Werbeanlagen – Teil 08 – Außenbereich

3.2.1.2.2 § 34 Abs. 2 BauGB

Entspricht die Eigenart der näheren Umgebung einem der Baugebiete aus der BauNVO, so bemisst sich die Zulässigkeit allein danach, ob ein solches Vorhaben in dem entsprechenden Baugebiet der BauNVO möglich wäre. Einfacher gesagt: Ist das Zielgebiet mit einem der Gebiete aus der BauNVO vergleichbar, bemisst sich die Zulässigkeit nach dem, was in dem vergleichbaren Gebiet möglich ist, obwohl es eigentlich gerade kein Bebauungsplan mit entsprechender Festsetzung gibt.

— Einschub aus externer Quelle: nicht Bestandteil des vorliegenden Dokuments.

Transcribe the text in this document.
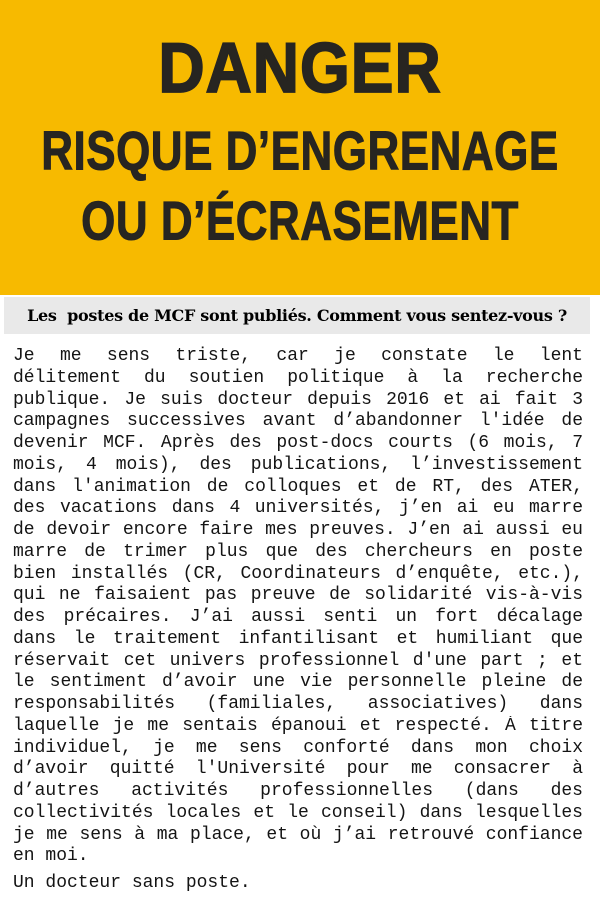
DANGER
RISQUE D’ENGRENAGE
OU D’ÉCRASEMENT
Les  postes de MCF sont publiés. Comment vous sentez-vous ?
Je me sens triste, car je constate le lent
délitement du soutien politique à la recherche
publique. Je suis docteur depuis 2016 et ai fait 3
campagnes successives avant d’abandonner l'idée de
devenir MCF. Après des post-docs courts (6 mois, 7
mois, 4 mois), des publications, l’investissement
dans l'animation de colloques et de RT, des ATER,
des vacations dans 4 universités, j’en ai eu marre
de devoir encore faire mes preuves. J’en ai aussi eu
marre de trimer plus que des chercheurs en poste
bien installés (CR, Coordinateurs d’enquête, etc.),
qui ne faisaient pas preuve de solidarité vis-à-vis
des précaires. J’ai aussi senti un fort décalage
dans le traitement infantilisant et humiliant que
réservait cet univers professionnel d'une part ; et
le sentiment d’avoir une vie personnelle pleine de
responsabilités (familiales, associatives) dans
laquelle je me sentais épanoui et respecté. À titre
individuel, je me sens conforté dans mon choix
d’avoir quitté l'Université pour me consacrer à
d’autres activités professionnelles (dans des
collectivités locales et le conseil) dans lesquelles
je me sens à ma place, et où j’ai retrouvé confiance
en moi.
Un docteur sans poste.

Man muss dabei beachten, dass § 34 Abs. 2 BauGB zu § 34 Abs. 1 BauGB lex specialis ist. Das bedeutet, der § 34 Abs. 2 BauGB enthält die spezielleren Voraussetzungen und ist daher vor § 34 Abs. 1 BauGB anzuwenden. Ein Vorhaben fügt sich dann in seine nähere Umgebung ein, wenn die Gebietstypik der eines Baugebietes der BauNVO entspricht und das geplante Vorhaben dort zulässig ist. Liegt die entsprechende Gebietsvergleichbarkeit des § 34 Abs. 2 BauGB vor, findet dieser Anwendung und es bedarf keines zusätzlichen Rückgriffes auf § 34 Abs. 1 BauGB.

Beispiel:

Unternehmer U will wieder eine großflächige Werbetafel aufstellen. Für das Zielgebiet liegt wieder kein Bebauungsplan vor. Es befindet sich innerhalb einem im Zusammenhang bebauten Ortsteil. Allerdings ist es dieses Mal überwiegend durch Wohnhäuser geprägt. Es finden sich in der Umgebung lediglich ein kleiner Handwerksbetrieb, eine Kirche und eine Speisewirtschaft. Ist das geplante Vorhaben zulässig?

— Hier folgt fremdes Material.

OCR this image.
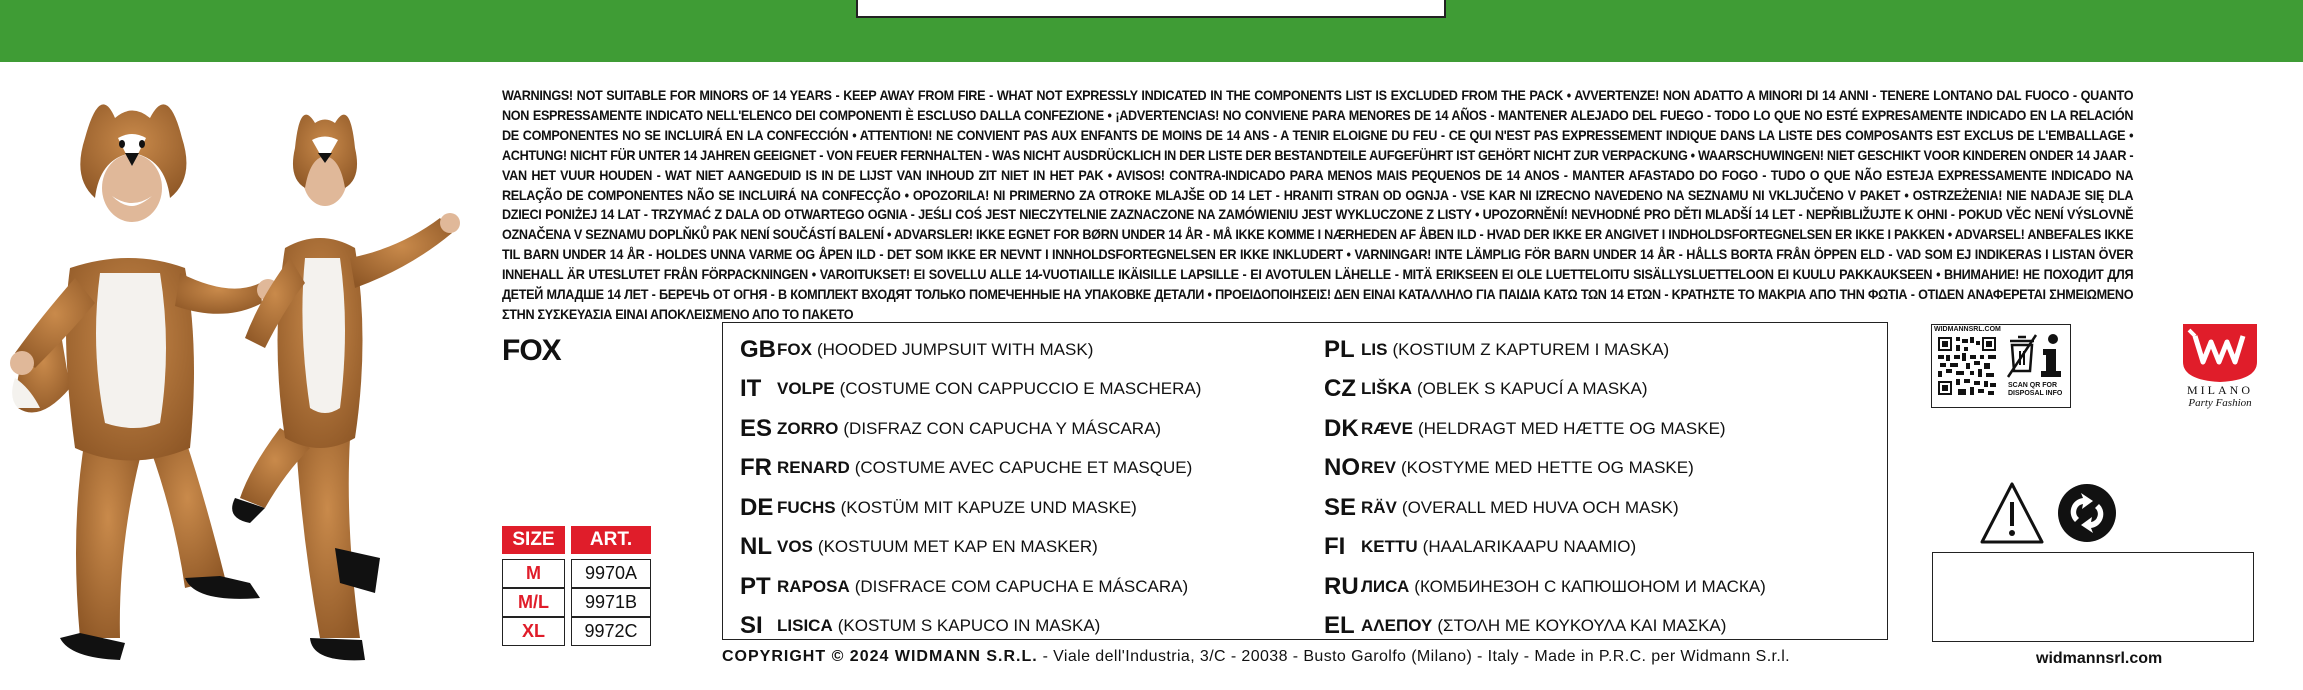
WARNINGS! NOT SUITABLE FOR MINORS OF 14 YEARS - KEEP AWAY FROM FIRE - WHAT NOT EXPRESSLY INDICATED IN THE COMPONENTS LIST IS EXCLUDED FROM THE PACK • AVVERTENZE! NON ADATTO A MINORI DI 14 ANNI - TENERE LONTANO DAL FUOCO - QUANTO NON ESPRESSAMENTE INDICATO NELL'ELENCO DEI COMPONENTI È ESCLUSO DALLA CONFEZIONE • ¡ADVERTENCIAS! NO CONVIENE PARA MENORES DE 14 AÑOS - MANTENER ALEJADO DEL FUEGO - TODO LO QUE NO ESTÉ EXPRESAMENTE INDICADO EN LA RELACIÓN DE COMPONENTES NO SE INCLUIRÁ EN LA CONFECCIÓN • ATTENTION! NE CONVIENT PAS AUX ENFANTS DE MOINS DE 14 ANS - A TENIR ELOIGNE DU FEU - CE QUI N'EST PAS EXPRESSEMENT INDIQUE DANS LA LISTE DES COMPOSANTS EST EXCLUS DE L'EMBALLAGE • ACHTUNG! NICHT FÜR UNTER 14 JAHREN GEEIGNET - VON FEUER FERNHALTEN - WAS NICHT AUSDRÜCKLICH IN DER LISTE DER BESTANDTEILE AUFGEFÜHRT IST GEHÖRT NICHT ZUR VERPACKUNG • WAARSCHUWINGEN! NIET GESCHIKT VOOR KINDEREN ONDER 14 JAAR - VAN HET VUUR HOUDEN - WAT NIET AANGEDUID IS IN DE LIJST VAN INHOUD ZIT NIET IN HET PAK • AVISOS! CONTRA-INDICADO PARA MENOS MAIS PEQUENOS DE 14 ANOS - MANTER AFASTADO DO FOGO - TUDO O QUE NÃO ESTEJA EXPRESSAMENTE INDICADO NA RELAÇÃO DE COMPONENTES NÃO SE INCLUIRÁ NA CONFECÇÃO • OPOZORILA! NI PRIMERNO ZA OTROKE MLAJŠE OD 14 LET - HRANITI STRAN OD OGNJA - VSE KAR NI IZRECNO NAVEDENO NA SEZNAMU NI VKLJUČENO V PAKET • OSTRZEŻENIA! NIE NADAJE SIĘ DLA DZIECI PONIŻEJ 14 LAT - TRZYMAĆ Z DALA OD OTWARTEGO OGNIA - JEŚLI COŚ JEST NIECZYTELNIE ZAZNACZONE NA ZAMÓWIENIU JEST WYKLUCZONE Z LISTY • UPOZORNĚNÍ! NEVHODNÉ PRO DĚTI MLADŠÍ 14 LET - NEPŘIBLIŽUJTE K OHNI - POKUD VĚC NENÍ VÝSLOVNĚ OZNAČENA V SEZNAMU DOPLŇKŮ PAK NENÍ SOUČÁSTÍ BALENÍ • ADVARSLER! IKKE EGNET FOR BØRN UNDER 14 ÅR - MÅ IKKE KOMME I NÆRHEDEN AF ÅBEN ILD - HVAD DER IKKE ER ANGIVET I INDHOLDSFORTEGNELSEN ER IKKE I PAKKEN • ADVARSEL! ANBEFALES IKKE TIL BARN UNDER 14 ÅR - HOLDES UNNA VARME OG ÅPEN ILD - DET SOM IKKE ER NEVNT I INNHOLDSFORTEGNELSEN ER IKKE INKLUDERT • VARNINGAR! INTE LÄMPLIG FÖR BARN UNDER 14 ÅR - HÅLLS BORTA FRÅN ÖPPEN ELD - VAD SOM EJ INDIKERAS I LISTAN ÖVER INNEHALL ÄR UTESLUTET FRÅN FÖRPACKNINGEN • VAROITUKSET! EI SOVELLU ALLE 14-VUOTIAILLE IKÄISILLE LAPSILLE - EI AVOTULEN LÄHELLE - MITÄ ERIKSEEN EI OLE LUETTELOITU SISÄLLYSLUETTELOON EI KUULU PAKKAUKSEEN • ВНИМАНИЕ! НЕ ПОХОДИТ ДЛЯ ДЕТЕЙ МЛАДШЕ 14 ЛЕТ - БЕРЕЧЬ ОТ ОГНЯ - В КОМПЛЕКТ ВХОДЯТ ТОЛЬКО ПОМЕЧЕННЫЕ НА УПАКОВКЕ ДЕТАЛИ • ΠΡΟΕΙΔΟΠΟΙΗΣΕΙΣ! ΔΕΝ ΕΙΝΑΙ ΚΑΤΑΛΛΗΛΟ ΓΙΑ ΠΑΙΔΙΑ ΚΑΤΩ ΤΩΝ 14 ΕΤΩΝ - ΚΡΑΤΗΣΤΕ ΤΟ ΜΑΚΡΙΑ ΑΠΟ ΤΗΝ ΦΩΤΙΑ - ΟΤΙΔΕΝ ΑΝΑΦΕΡΕΤΑΙ ΣΗΜΕΙΩΜΕΝΟ ΣΤΗΝ ΣΥΣΚΕΥΑΣΙΑ ΕΙΝΑΙ ΑΠΟΚΛΕΙΣΜΕΝΟ ΑΠΟ ΤΟ ΠΑΚΕΤΟ
FOX
SIZE	ART.

M	9970A
M/L	9971B
XL	9972C
GB FOX (HOODED JUMPSUIT WITH MASK)
IT VOLPE (COSTUME CON CAPPUCCIO E MASCHERA)
ES ZORRO (DISFRAZ CON CAPUCHA Y MÁSCARA)
FR RENARD (COSTUME AVEC CAPUCHE ET MASQUE)
DE FUCHS (KOSTÜM MIT KAPUZE UND MASKE)
NL VOS (KOSTUUM MET KAP EN MASKER)
PT RAPOSA (DISFRACE COM CAPUCHA E MÁSCARA)
SI LISICA (KOSTUM S KAPUCO IN MASKA)
PL LIS (KOSTIUM Z KAPTUREM I MASKA)
CZ LIŠKA (OBLEK S KAPUCÍ A MASKA)
DK RÆVE (HELDRAGT MED HÆTTE OG MASKE)
NO REV (KOSTYME MED HETTE OG MASKE)
SE RÄV (OVERALL MED HUVA OCH MASK)
FI KETTU (HAALARIKAAPU NAAMIO)
RU ЛИСА (КОМБИНЕЗОН С КАПЮШОНОМ И МАСКА)
EL ΑΛΕΠΟΥ (ΣΤΟΛΗ ΜΕ ΚΟΥΚΟΥΛΑ ΚΑΙ ΜΑΣΚΑ)
COPYRIGHT © 2024 WIDMANN S.R.L. - Viale dell'Industria, 3/C - 20038 - Busto Garolfo (Milano) - Italy - Made in P.R.C. per Widmann S.r.l.
WIDMANNSRL.COM
SCAN QR FOR
DISPOSAL INFO	MILANO
Party Fashion
widmannsrl.com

    • Wieder ist für das entsprechende Zielgebiet kein Bebauungsplan vorhanden, sodass sich die Zulässigkeit nicht nach § 30 BauGB richtet. Da man sich wieder innerhalb eines im Zusammenhang bebauten Ortsteils befindet ist § 34 BauGB die einschlägige Norm. Im Zielgebiet finden jedoch vorliegend Wohnhäuser, ein kleiner Handwerksbetrieb und eine Kirche. Damit entspricht die vorzufindende Bebauung der eines allgemeinen Wohngebietes nach § 4 BauNVO. Nach dem nun vorrangig anzuwendenden § 34 Abs. 2 BauGB, muss nun überprüft werden, ob das Vorhaben in einem allgemeinen Wohngebiet möglich wäre. Grundsätzlich sind Werbeanlagen als Gewerbebetriebe ausnahmsweise zulässig. Ob nun tatsächlich eine Genehmigung erteilt werden wird, hängt vom Einzelfall ab. Jedenfalls liegt keine grundsätzliche Unzulässigkeit vor (s.o.).

3.2.1.3 Außenbereich

Die Zulässigkeit von Vorhaben im Außenbereich richtet sich prinzipiell nach § 35 BauGB. Der Außenbereich erfasst alle nicht beplanten Gebiete, die nicht im Zusammenhang bebaut sind. Der Paragraf ist vom Grundsatz geprägt, dass die Bebauung vom Außenbereich fern gehalten werden soll. An etwaige Vorhaben sind höhere Anforderungen gestellt, als dies im Innenbereich der Fall ist. Im Innenbereich geht man von einer grundsätzlichen Baulandqualität der betroffenen Flächen aus. Im Außenbereich ist dies nicht der Fall. § 35 Abs. 1 BauGB nennt dabei Vorhaben, die privilegiert sind. Diese sind zulässig, wenn öffentliche Belange nicht entgegenstehen. Dies bedeutet, dass bei der vorzunehmenden Abwägung die Interessen besonders beachtet werden müssen. Grund ist, dass die Vorhaben sich gerade nicht mit den herkömmlichen Baugebieten der BauNVO vertagen und daher gerade im Außenbereich angesiedelt werden sollen.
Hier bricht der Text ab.